Tioga Dental & Orthodontics
13005 Southwest 1st Road, Suite 233, Gainesville, FL 32669
Baby’s first tooth is a milestone for parents. It’s part of every child’s development, and all parents are anxious that their baby grows up healthy and strong. Dental health is one aspect, though, that may not receive as much focus, yet it is important to ensure that your baby’s teeth and gums are healthy. The CDC estimates that approximately one in five children aged 2 to 5 have primary tooth decay, with one in ten showing untreated cavities. Lack of dental care in their younger years can cause problems as children grow older. This is reflected in the fact that nearly three in five children aged 6 to 8 have dental caries. So how can you, as parents, ensure that your child has good oral health? And what happens if your toddler’s teeth aren’t straight? Below we tackle some common concerns parents have about toddler dental care, debunk a few myths, and provide information related to your toddler’s crooked teeth.
Good dental hygiene is a must, regardless of age. The American Dental Association (ADA) recommends that parents should begin taking care of their children’s dental health from birth. A newborn’s gums should be kept clean by wiping them gently with a washcloth or a moist cotton gauze pad. As soon as your child’s first tooth appears, start brushing with a small amount of toothpaste, no larger than a smear or a grain of rice, says the ADA. Use a toothpaste with fluoride which helps strengthen tooth enamel. Just like adults, toddlers should have their teeth brushed twice a day, morning and night. If you experience problems brushing your child’s teeth, you’re not alone. Make it fun, suggests registered dental assistant Jessica Ray to Today’s Parent. “Turn tooth-brushing time into a happy time. Sing songs. Make up rhymes.” What about flossing? Well, once your toddler has two teeth next to each other, it’s time to start. Baby Center recommends flossing immediately after brushing as this can help draw the fluoride from the toothpaste between the teeth as well. The National Institute of Dental and Craniofacial Research warns against keeping a bottle in your baby’s mouth overnight. Putting your child to sleep with a bottle of milk, formula or juice can cause something called “baby bottle tooth decay” which is tooth decay caused by prolonged exposure to sugar. The child’s teeth are soaking in sugars which eat away at tooth enamel and cause cavities. Tooth decay can ultimately lead to tooth loss — and even in baby teeth, tooth loss can be problematic as primary teeth are there to hold space for permanent teeth which are developing. Premature loss of primary teeth cause can lead to crooked or misaligned permanent teeth. Cavities can spread very quickly in primary teeth, and developing a good dental care routine for your little one will go a long way in helping to keep their teeth and gums healthy. This is an excellent time to inculcate good oral hygiene practices in children.

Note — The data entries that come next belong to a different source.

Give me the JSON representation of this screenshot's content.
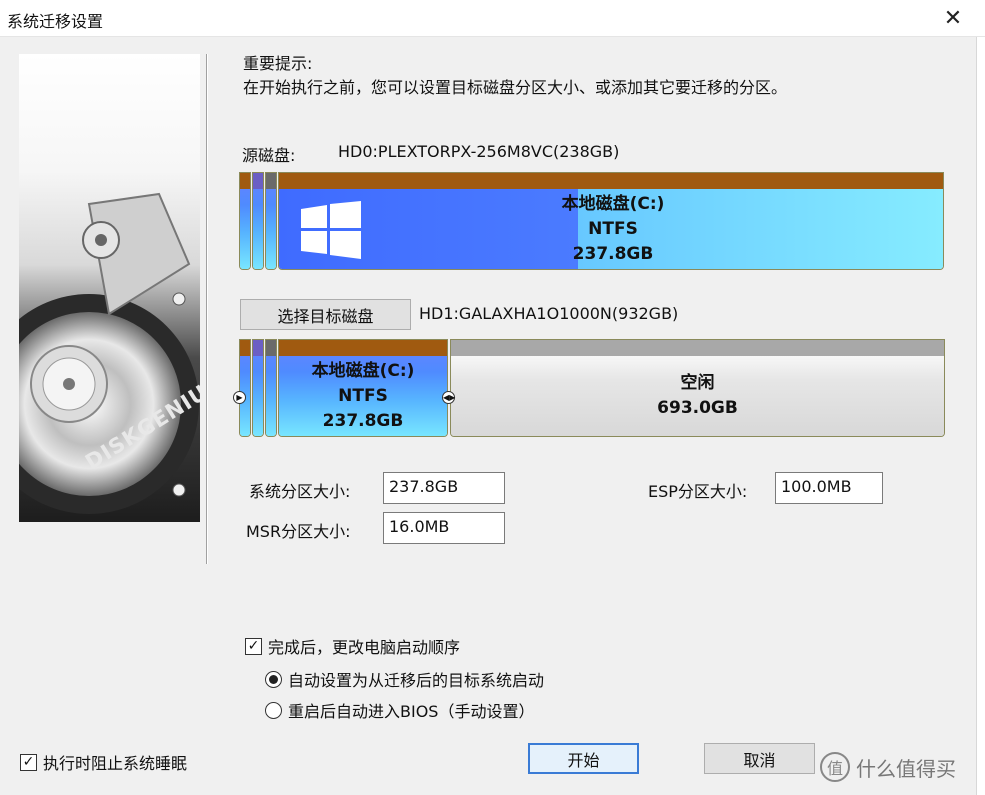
{
  "window": {
    "title": "系统迁移设置",
    "close_glyph": "✕"
  },
  "banner": {
    "logo_text": "DISKGENIUS"
  },
  "notice": {
    "title": "重要提示:",
    "body": "在开始执行之前，您可以设置目标磁盘分区大小、或添加其它要迁移的分区。"
  },
  "source": {
    "label": "源磁盘:",
    "disk_name": "HD0:PLEXTORPX-256M8VC(238GB)",
    "partitions": [
      {
        "name": "本地磁盘(C:)",
        "fs": "NTFS",
        "size": "237.8GB"
      }
    ]
  },
  "target": {
    "select_button": "选择目标磁盘",
    "disk_name": "HD1:GALAXHA1O1000N(932GB)",
    "partitions": [
      {
        "name": "本地磁盘(C:)",
        "fs": "NTFS",
        "size": "237.8GB"
      },
      {
        "name": "空闲",
        "size": "693.0GB"
      }
    ]
  },
  "sizes": {
    "system_label": "系统分区大小:",
    "system_value": "237.8GB",
    "esp_label": "ESP分区大小:",
    "esp_value": "100.0MB",
    "msr_label": "MSR分区大小:",
    "msr_value": "16.0MB"
  },
  "options": {
    "change_boot_label": "完成后，更改电脑启动顺序",
    "change_boot_checked": true,
    "auto_boot_label": "自动设置为从迁移后的目标系统启动",
    "auto_boot_selected": true,
    "bios_label": "重启后自动进入BIOS（手动设置）",
    "bios_selected": false
  },
  "footer": {
    "prevent_sleep_label": "执行时阻止系统睡眠",
    "prevent_sleep_checked": true,
    "start_button": "开始",
    "cancel_button": "取消"
  },
  "watermark": {
    "text": "什么值得买",
    "glyph": "值"
  },
  "colors": {
    "partition_top": "#a05a10",
    "partition_blue": "#57b4ff",
    "free_grey": "#dcdcdc",
    "default_button_border": "#3a7bd5"
  }
}
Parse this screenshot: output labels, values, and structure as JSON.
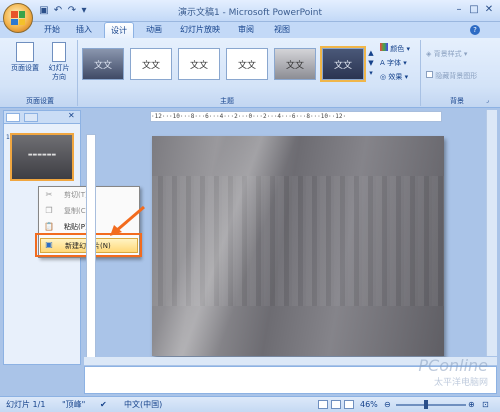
{
  "titlebar": {
    "title": "演示文稿1 - Microsoft PowerPoint",
    "minimize": "–",
    "maximize": "□",
    "close": "✕"
  },
  "quick_access": {
    "save_icon": "💾",
    "undo_icon": "↶",
    "redo_icon": "↷",
    "customize_icon": "▾"
  },
  "tabs": [
    "开始",
    "插入",
    "设计",
    "动画",
    "幻灯片放映",
    "审阅",
    "视图"
  ],
  "active_tab": "设计",
  "ribbon": {
    "page_setup": {
      "page_setup_label": "页面设置",
      "orientation_label": "幻灯片\n方向",
      "group_label": "页面设置"
    },
    "themes": {
      "thumb_text": "文文",
      "group_label": "主题"
    },
    "theme_options": {
      "colors": "颜色",
      "fonts": "字体",
      "effects": "效果"
    },
    "background": {
      "styles": "背景样式",
      "hide_graphics": "隐藏背景图形",
      "group_label": "背景"
    }
  },
  "left_panel": {
    "close": "✕"
  },
  "context_menu": {
    "cut": "剪切(T)",
    "copy": "复制(C)",
    "paste": "粘贴(P)",
    "new_slide": "新建幻灯片(N)"
  },
  "ruler_h": "·12···10···8···6···4···2···0···2···4···6···8···10··12·",
  "statusbar": {
    "slide_info": "幻灯片 1/1",
    "theme_name": "\"顶峰\"",
    "language": "中文(中国)",
    "zoom": "46%"
  },
  "watermark": {
    "brand": "PConline",
    "sub": "太平洋电脑网"
  },
  "colors": {
    "accent": "#f26b1e",
    "ribbon_bg": "#d3e3f8",
    "frame": "#aac4e8"
  }
}
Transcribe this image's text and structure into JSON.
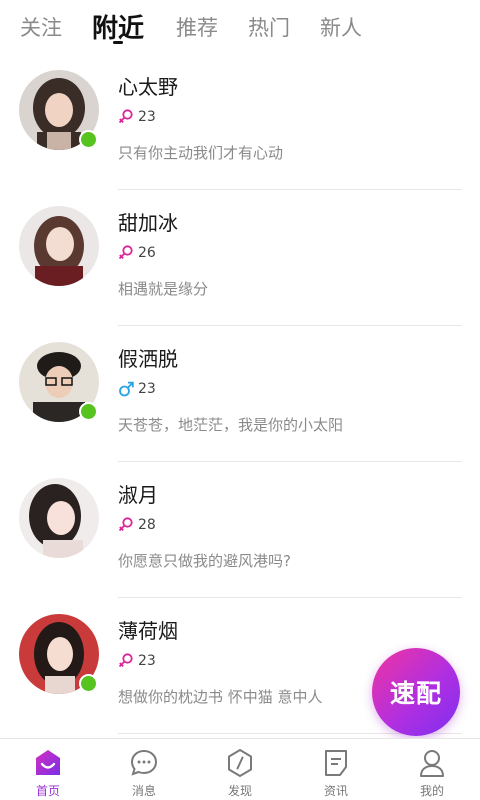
{
  "tabs": [
    {
      "label": "关注",
      "active": false
    },
    {
      "label": "附近",
      "active": true
    },
    {
      "label": "推荐",
      "active": false
    },
    {
      "label": "热门",
      "active": false
    },
    {
      "label": "新人",
      "active": false
    }
  ],
  "users": [
    {
      "name": "心太野",
      "gender": "female",
      "gender_icon": "female-icon",
      "age": "23",
      "signature": "只有你主动我们才有心动",
      "online": true
    },
    {
      "name": "甜加冰",
      "gender": "female",
      "gender_icon": "female-icon",
      "age": "26",
      "signature": "相遇就是缘分",
      "online": false
    },
    {
      "name": "假洒脱",
      "gender": "male",
      "gender_icon": "male-icon",
      "age": "23",
      "signature": "天苍苍，地茫茫，我是你的小太阳",
      "online": true
    },
    {
      "name": "淑月",
      "gender": "female",
      "gender_icon": "female-icon",
      "age": "28",
      "signature": "你愿意只做我的避风港吗?",
      "online": false
    },
    {
      "name": "薄荷烟",
      "gender": "female",
      "gender_icon": "female-icon",
      "age": "23",
      "signature": "想做你的枕边书 怀中猫 意中人",
      "online": true
    }
  ],
  "fab": {
    "label": "速配"
  },
  "nav": [
    {
      "label": "首页",
      "icon": "home-icon",
      "active": true
    },
    {
      "label": "消息",
      "icon": "message-icon",
      "active": false
    },
    {
      "label": "发现",
      "icon": "discover-icon",
      "active": false
    },
    {
      "label": "资讯",
      "icon": "news-icon",
      "active": false
    },
    {
      "label": "我的",
      "icon": "profile-icon",
      "active": false
    }
  ],
  "colors": {
    "accent": "#9b30d9",
    "female": "#e0249a",
    "male": "#2aa3e6",
    "online": "#57c31f"
  }
}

You may think that toddlers are too young for dental visits, but that is untrue. Babies typically have their first tooth eruption when they are six months old. Once their first tooth appears, you should take them to the dentist, says Parenting.com. They suggest looking into pediatric dentists or family dentists and find one comfortable treating babies. Your dentist can ensure that your baby’s dental development is on track, help manage any bad habits that can cause crooked teeth and offer advice about keeping your child’s teeth and gums healthy. If your toddler’s primary teeth are crooked, the dentist can monitor the situation and offer treatment options should be they necessary. Starting with dental check-ups at a young age also creates the healthy habit of regular dental visits that will have lifelong benefits for your child.
The formation of crooked teeth is not due to genetics; however, dentist Chris Kammer at The Bump writes that children do inherit both the shape of their teeth and the shape of their jaw from their parents. A problem might occur if, for instance, your child inherits your small jaw size and your spouse’s larger teeth. The mismatch in size can cause overcrowding and crooked teeth. If you think that genetics may play a part in the health and alignment of your child’s teeth, bring up your concerns and seek advice from your dentist. Your dentist can assess the development of your toddler’s jaw and develop a treatment plan, if needed.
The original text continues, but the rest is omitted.